Una de Cormac McCarthy
Si hay algo que distingue a Ridley Scott es su capacidad para invisibilizarse como autor, no evidenciando sus marcas de estilo o su punto de vista. Es distinto a lo que era su hermano Tony, que construyó una filmografía plagada de testosterona, de personajes masculinos que hacían de su profesión una declaración de principios y que transitaban films de ritmo acelerado y montaje videoclipero. Con Ridley es más difícil establecer patrones, lo que le ha permitido convertirse en vehículo de películas interesantes y estimulantes (y muy distintas entre sí), como Los duelistas, Alien y Blade runner, aunque esta falta de personalidad lo ha conducido a caer en la intrascendencia o mejor dicho, lo indignantemente intrascendente: de sus últimos veinte años, sólo se pueden rescatar Lluvia negra, Gladiador y Gángster americano. De films como Thelma y Louise, Hasta el límite, Corazón de héroes, Hannibal, La caída del halcón negro, Los tramposos, Un buen año, Robin Hood o Prometeo no vale la pena hablar mucho.

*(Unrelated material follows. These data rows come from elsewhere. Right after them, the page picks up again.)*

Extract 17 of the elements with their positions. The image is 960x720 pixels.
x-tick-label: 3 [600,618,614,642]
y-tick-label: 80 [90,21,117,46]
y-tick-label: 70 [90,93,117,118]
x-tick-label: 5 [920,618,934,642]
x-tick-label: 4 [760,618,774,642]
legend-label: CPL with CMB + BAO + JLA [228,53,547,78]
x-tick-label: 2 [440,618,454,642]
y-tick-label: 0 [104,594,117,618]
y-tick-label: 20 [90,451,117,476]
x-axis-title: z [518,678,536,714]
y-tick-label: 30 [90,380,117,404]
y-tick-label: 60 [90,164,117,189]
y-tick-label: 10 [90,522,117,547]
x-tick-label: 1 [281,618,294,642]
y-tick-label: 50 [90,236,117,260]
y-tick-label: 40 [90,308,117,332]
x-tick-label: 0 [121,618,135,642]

Con El abogado del crimen, Ridley vuelve a tomar su papel de artesano, dedicándose a poner en imágenes un mundo configurado por Cormac McCarthy, autor de los libros en que se basaron Sin lugar para los débiles y La carretera, y que acá ejerce de guionista. El film se centra en un abogado (Michael Fassbender) que se mete en un negocio de drogas en el que todo lo que podía salir mal, sale mal, con lo que su vida (que incluye a su hermosa pareja, interpretada por Penélope Cruz, a la que acaba de proponerle matrimonio), se va por el inodoro rápidamente.

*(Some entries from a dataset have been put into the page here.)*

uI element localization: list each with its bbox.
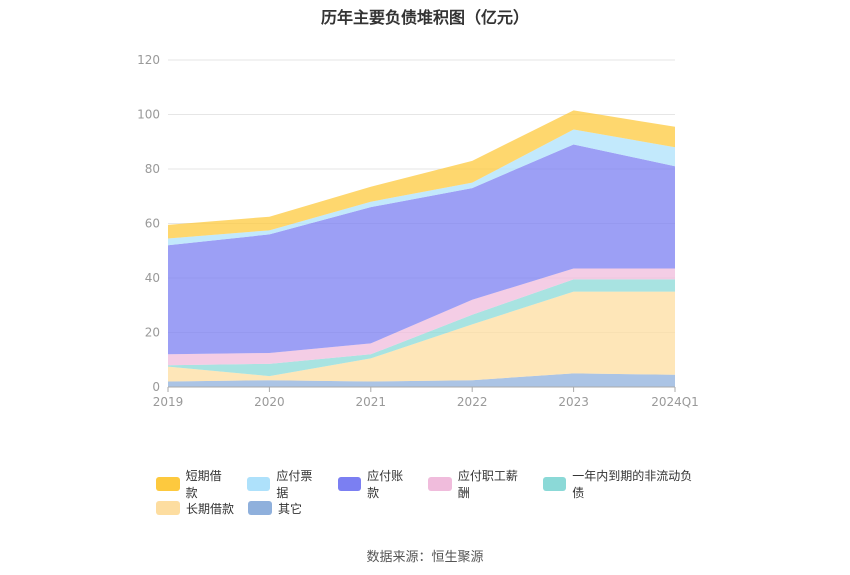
area-series xyxy=(168,144,675,355)
legend-label: 短期借款 xyxy=(185,469,222,500)
x-tick-label: 2024Q1 xyxy=(651,395,699,409)
legend: 短期借款 应付票据 应付账款 应付职工薪酬 一年内到期的非流动负债 长期借款 其它 xyxy=(156,469,716,520)
legend-item[interactable]: 长期借款 xyxy=(156,500,234,517)
x-tick-label: 2022 xyxy=(457,395,488,409)
y-tick-label: 20 xyxy=(145,326,160,340)
legend-item[interactable]: 一年内到期的非流动负债 xyxy=(542,467,702,501)
area-series xyxy=(168,291,675,382)
legend-row: 长期借款 其它 xyxy=(156,496,716,520)
y-tick-label: 40 xyxy=(145,271,160,285)
area-series xyxy=(168,129,675,246)
legend-item[interactable]: 其它 xyxy=(248,500,302,517)
y-tick-label: 60 xyxy=(145,217,160,231)
legend-item[interactable]: 应付账款 xyxy=(337,467,415,501)
y-tick-label: 80 xyxy=(145,162,160,176)
legend-swatch xyxy=(337,477,362,491)
area-series xyxy=(168,279,675,377)
legend-swatch xyxy=(428,477,452,491)
chart-title: 历年主要负债堆积图（亿元） xyxy=(320,8,529,27)
legend-label: 应付职工薪酬 xyxy=(457,469,518,500)
legend-swatch xyxy=(156,501,180,515)
area-series xyxy=(168,268,675,366)
legend-swatch xyxy=(246,477,271,491)
legend-item[interactable]: 应付票据 xyxy=(246,467,324,501)
legend-label: 其它 xyxy=(278,501,303,516)
legend-label: 长期借款 xyxy=(186,501,235,516)
y-tick-label: 120 xyxy=(137,53,160,67)
legend-label: 一年内到期的非流动负债 xyxy=(572,469,693,500)
legend-item[interactable]: 应付职工薪酬 xyxy=(428,467,528,501)
legend-swatch xyxy=(542,477,567,491)
x-tick-label: 2021 xyxy=(356,395,387,409)
legend-row: 短期借款 应付票据 应付账款 应付职工薪酬 一年内到期的非流动负债 xyxy=(156,469,716,500)
x-tick-label: 2023 xyxy=(558,395,589,409)
y-tick-label: 0 xyxy=(152,380,160,394)
legend-swatch xyxy=(248,501,273,515)
y-tick-label: 100 xyxy=(137,108,160,122)
x-tick-label: 2019 xyxy=(153,395,184,409)
legend-item[interactable]: 短期借款 xyxy=(156,467,233,501)
x-tick-label: 2020 xyxy=(254,395,285,409)
area-series xyxy=(168,373,675,387)
area-series xyxy=(168,110,675,239)
legend-label: 应付账款 xyxy=(367,469,404,500)
legend-swatch xyxy=(156,477,180,491)
stacked-area-chart: 0 20 40 60 80 100 120 2019 2020 2021 2022 2023 2024Q… xyxy=(137,53,699,409)
data-source: 数据来源：恒生聚源 xyxy=(366,550,484,565)
legend-label: 应付票据 xyxy=(276,469,313,500)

No dejan de ser atractivos (y hasta arriesgados) dos aspectos del relato. En primer lugar, cómo se toma una buena cantidad de tiempo para presentar un universo de pura superficie y ostentación, de autos lujosos, trajes caros y pasatiempos bizarros, que en realidad es un castillo de naipes que puede ser sostenido o derrumbado, según convenga, por fuerzas que no temen desatar una violencia extrema. La gran mayoría de los individuos que integran este entramado (incluidos los personajes encarnados por Javier Bardem, Cameron Diaz y Brad Pitt) son, en mayor o menor medida, conscientes de esta fragilidad. Las excepciones son Fassbender y Cruz, quienes hasta último momento tratan de convencerse de que pueden salvarse, hasta que la realidad hace lo suyo. En segundo lugar, como evidencia que los verdaderamente poderosos, los que manejan los hilos, o no aparecen, o son vistos emitiendo órdenes, porque a la hora del verdadero horror, de la matanza y la sangre, ellos no están, no se mezclan, son como meros fantasmas, y sólo se dedican a aprovecharse de los resultados. El abogado del crimen, es un filme sobre los peones del ajedrez criminal, los que terminan siempre pagando los platos rotos.
Si El abogado del crimen se complementa en cierta forma con el panorama trazado por Sin lugar para los débiles, termina lejos de la excelencia de la película de los hermanos Coen básicamente porque Scott no puede acomodarse de manera pertinente a los diálogos escritos por McCarthy, demasiado literarios por momentos (como en la conversación telefónica entre Fassbender y un personaje interpretado por Rubén Blades, donde hasta se cita a Machado de manera bastante superflua) ni imprimirle el rigor requerido a la narración, que recién en la última media hora adquiere el vigor necesario. Aún así, este film, demasiado maltratado por la crítica (y el público) en los Estados Unidos, no deja de ser un recorte seco y brutal de un momento, de una instancia del paisaje criminalístico que alimenta y a la vez canibaliza a la sociedad occidental.